重い貨物輸送車だけが地上を走るのだ。頭上では車が飛んでいる。
時折、車が降りてきてそのまま
圭人はイナミと一緒に自転車を漕ぎながらそんな様子を眺めていた。
「……これだけの技術力があれば自転車が安くて飛んでもいいと思うんだけどな……」
「免許がいるよ。空飛ぶ乗り物は落ちた時の危険が倍増するから。建物に落ちたら賠償が大変だからちゃんと免許持ってないと」
「……??? なんで? どういう意味? 」
「私もよくわかんないけど免許と保険がセットになってるんだって。だから事故った時の保証が最低限は受けられるようになってるんだって」
「なるほど! いい仕組みだな」
まあ、日本でもあるのだが保険に入らない奴が多いので、こういうシステムになったのだ。

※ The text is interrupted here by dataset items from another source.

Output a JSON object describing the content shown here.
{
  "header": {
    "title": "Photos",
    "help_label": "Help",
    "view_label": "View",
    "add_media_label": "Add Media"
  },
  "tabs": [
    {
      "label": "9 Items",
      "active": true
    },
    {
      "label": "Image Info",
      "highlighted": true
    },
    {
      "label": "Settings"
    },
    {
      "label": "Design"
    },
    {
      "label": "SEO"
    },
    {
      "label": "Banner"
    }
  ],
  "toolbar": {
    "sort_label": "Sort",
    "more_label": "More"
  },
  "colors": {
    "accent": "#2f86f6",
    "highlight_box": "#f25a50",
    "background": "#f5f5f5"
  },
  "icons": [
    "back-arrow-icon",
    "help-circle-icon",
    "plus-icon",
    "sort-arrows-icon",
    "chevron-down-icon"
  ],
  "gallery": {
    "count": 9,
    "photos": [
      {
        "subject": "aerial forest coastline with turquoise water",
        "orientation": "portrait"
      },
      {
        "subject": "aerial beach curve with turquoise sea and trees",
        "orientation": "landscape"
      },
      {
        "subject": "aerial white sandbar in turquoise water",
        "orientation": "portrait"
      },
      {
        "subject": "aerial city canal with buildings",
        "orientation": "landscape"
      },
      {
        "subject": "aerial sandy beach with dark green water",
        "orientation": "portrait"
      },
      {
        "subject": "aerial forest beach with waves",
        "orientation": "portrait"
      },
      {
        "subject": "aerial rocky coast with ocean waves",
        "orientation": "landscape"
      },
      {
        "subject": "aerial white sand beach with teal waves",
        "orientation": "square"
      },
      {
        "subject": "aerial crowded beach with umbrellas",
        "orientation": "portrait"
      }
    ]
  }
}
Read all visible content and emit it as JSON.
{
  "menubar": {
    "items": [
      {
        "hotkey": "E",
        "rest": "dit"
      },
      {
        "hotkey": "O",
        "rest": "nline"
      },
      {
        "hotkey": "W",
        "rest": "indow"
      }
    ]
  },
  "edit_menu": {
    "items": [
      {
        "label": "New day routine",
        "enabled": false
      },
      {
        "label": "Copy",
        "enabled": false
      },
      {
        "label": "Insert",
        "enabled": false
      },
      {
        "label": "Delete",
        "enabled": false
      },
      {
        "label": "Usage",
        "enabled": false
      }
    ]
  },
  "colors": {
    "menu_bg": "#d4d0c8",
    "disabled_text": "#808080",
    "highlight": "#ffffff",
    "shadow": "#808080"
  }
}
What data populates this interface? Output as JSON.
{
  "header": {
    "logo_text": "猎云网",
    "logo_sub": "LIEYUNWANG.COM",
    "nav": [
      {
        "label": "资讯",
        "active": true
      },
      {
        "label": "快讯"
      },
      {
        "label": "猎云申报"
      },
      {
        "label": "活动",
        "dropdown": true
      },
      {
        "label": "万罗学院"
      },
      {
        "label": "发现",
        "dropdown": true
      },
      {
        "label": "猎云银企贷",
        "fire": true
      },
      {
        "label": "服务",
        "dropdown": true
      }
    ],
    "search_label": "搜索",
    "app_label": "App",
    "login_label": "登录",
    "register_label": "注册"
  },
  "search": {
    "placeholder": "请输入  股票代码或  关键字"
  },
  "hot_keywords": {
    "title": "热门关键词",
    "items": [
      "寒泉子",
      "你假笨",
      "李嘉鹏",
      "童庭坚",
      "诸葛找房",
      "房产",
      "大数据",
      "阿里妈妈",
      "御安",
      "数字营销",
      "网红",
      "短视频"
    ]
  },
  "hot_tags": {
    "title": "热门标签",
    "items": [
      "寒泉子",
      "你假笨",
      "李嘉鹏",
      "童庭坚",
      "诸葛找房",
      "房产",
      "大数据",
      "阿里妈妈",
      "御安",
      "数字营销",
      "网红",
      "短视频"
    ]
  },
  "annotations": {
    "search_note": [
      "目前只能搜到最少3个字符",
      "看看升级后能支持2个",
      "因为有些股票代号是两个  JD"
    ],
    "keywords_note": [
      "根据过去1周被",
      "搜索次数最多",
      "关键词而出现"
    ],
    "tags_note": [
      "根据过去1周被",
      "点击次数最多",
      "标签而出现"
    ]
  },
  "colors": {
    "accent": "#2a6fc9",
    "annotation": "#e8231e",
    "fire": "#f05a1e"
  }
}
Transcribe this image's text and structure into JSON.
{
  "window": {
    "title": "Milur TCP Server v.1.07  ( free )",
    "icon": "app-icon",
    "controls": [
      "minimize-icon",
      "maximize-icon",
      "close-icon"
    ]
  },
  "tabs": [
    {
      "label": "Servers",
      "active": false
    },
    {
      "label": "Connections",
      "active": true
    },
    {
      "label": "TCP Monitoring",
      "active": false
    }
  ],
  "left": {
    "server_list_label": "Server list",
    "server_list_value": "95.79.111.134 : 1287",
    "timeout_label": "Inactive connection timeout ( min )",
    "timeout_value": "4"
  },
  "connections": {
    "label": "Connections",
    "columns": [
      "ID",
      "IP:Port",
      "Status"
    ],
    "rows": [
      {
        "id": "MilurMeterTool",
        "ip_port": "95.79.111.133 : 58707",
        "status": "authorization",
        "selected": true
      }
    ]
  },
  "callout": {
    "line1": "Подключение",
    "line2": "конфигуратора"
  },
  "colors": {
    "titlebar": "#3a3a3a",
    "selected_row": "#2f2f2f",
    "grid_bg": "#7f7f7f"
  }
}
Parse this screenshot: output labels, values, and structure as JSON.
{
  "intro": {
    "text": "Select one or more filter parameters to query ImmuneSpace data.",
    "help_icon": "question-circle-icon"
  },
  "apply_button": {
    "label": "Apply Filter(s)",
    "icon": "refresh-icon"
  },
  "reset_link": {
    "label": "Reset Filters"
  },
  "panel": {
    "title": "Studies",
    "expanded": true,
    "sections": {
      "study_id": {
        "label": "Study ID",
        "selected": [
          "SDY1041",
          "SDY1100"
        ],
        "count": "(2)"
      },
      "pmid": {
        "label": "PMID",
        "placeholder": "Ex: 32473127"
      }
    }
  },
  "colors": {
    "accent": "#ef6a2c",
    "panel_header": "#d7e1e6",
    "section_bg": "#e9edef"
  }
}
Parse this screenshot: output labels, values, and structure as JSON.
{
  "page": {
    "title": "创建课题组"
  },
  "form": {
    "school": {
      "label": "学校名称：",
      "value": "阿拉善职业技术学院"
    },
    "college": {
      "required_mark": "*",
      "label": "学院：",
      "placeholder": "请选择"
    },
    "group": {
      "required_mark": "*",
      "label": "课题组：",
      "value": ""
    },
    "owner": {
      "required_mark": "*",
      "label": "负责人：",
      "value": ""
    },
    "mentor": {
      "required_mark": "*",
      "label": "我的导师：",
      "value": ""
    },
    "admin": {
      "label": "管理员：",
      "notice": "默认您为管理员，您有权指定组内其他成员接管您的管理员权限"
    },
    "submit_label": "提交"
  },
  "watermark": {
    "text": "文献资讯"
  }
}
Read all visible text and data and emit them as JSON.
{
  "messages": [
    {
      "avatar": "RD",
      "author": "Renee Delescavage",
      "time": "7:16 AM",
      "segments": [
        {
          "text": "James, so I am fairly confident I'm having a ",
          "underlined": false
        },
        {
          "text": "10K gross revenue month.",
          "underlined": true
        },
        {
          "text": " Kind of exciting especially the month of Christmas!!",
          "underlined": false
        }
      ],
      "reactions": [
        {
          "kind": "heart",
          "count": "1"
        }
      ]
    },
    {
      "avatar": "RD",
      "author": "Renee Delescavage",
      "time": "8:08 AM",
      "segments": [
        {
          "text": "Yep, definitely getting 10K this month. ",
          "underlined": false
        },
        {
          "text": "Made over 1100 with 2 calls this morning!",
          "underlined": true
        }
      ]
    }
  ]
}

こうするとペーパードライバーも常に保険料を払わなくてはならなくなるので保険料が安上がりになるのだ。
免許維持費もかかるので高等生は持たない子が多い。
「そう言えば圭人は懸賞金もらってたよね? 何に使うの? 」
先日の事件が解決したことで事件の賞金とブロムの繁殖法の発見の功績でお金がもらえたのだ。
さり気に今の圭人は高等生にしてはお金持ちである。
「実は地球に戻る費用にしようかなって思ってるんだ。向こうでしばらく生活する資金にしようかと……」
「……え? 」
イナミの触覚がカクンと下がる。
「ちょっと……いろいろやりたいことがあってさ。こっちで勉強したら向こうに戻ろうと思ってるんだ」
「……そうなんだ……」
悲しそうに答えるイナミ。
「地球は技術的に遅れてるからさ。なんかそれを打開したいんだ。俺たちの町は隕石で荒廃しちゃったからなんとか元気づけたいんだ」
「…………」
イナミは黙り込む。
「……ここは嫌い? 」
悲しそうに聞くイナミだが、圭人は笑った。
「楽しいから好きだよ。でも、やらなきゃいけないことがあるんだ……」
あいつらを助けるためにもと心の中で付け加える圭人。
圭人はイナミと並走して軽く肩を叩く。
「そんなにへこむなよ。まだずっと先の話だよ。ひょっとしたら10年先になるかもしれないことなんだ。今からへこんでどうすんだ? 」
「……そうだね」
そう言って笑うイナミ。そうこうしてるうちに自転車は見慣れた我が家にたどり着く。
圭人とイナミは自転車を車庫に置くと……
「あれ? 単車がある?」
見慣れない単車が置いてあった。
この時代の単車は一部の好事家の乗り物で、自転車よりは高価だがガソリンで動く。
免許条件も高等生以上で取れるので日本でいえば中学生でも乗れる。
とはいえ、車検や免許維持費などもあるのでそれなりに裕福な家(エニル)しか使わない。
「誰だろ?」
不思議そうに圭人が中に入ろうとすると先に戸が開く。
「あら?」
中からは青人モデル系美女アイナが出てきた。
用語説明
バイク
この世界にもガソリン式の自動車はある。
その関係でバイクも存在している。
その理由は免許とメンテナンスである。
空中を行く乗り物に比べて地上を走るしかない車は免許の取得条件も軽いので学生や一部の運搬業者が使うことが多い。
また、アウル式がどうしても浮遊する力が働く関係で、地面に固定する必要があるので、地面への固定が重量だけで終わるガソリン式は一部重宝される。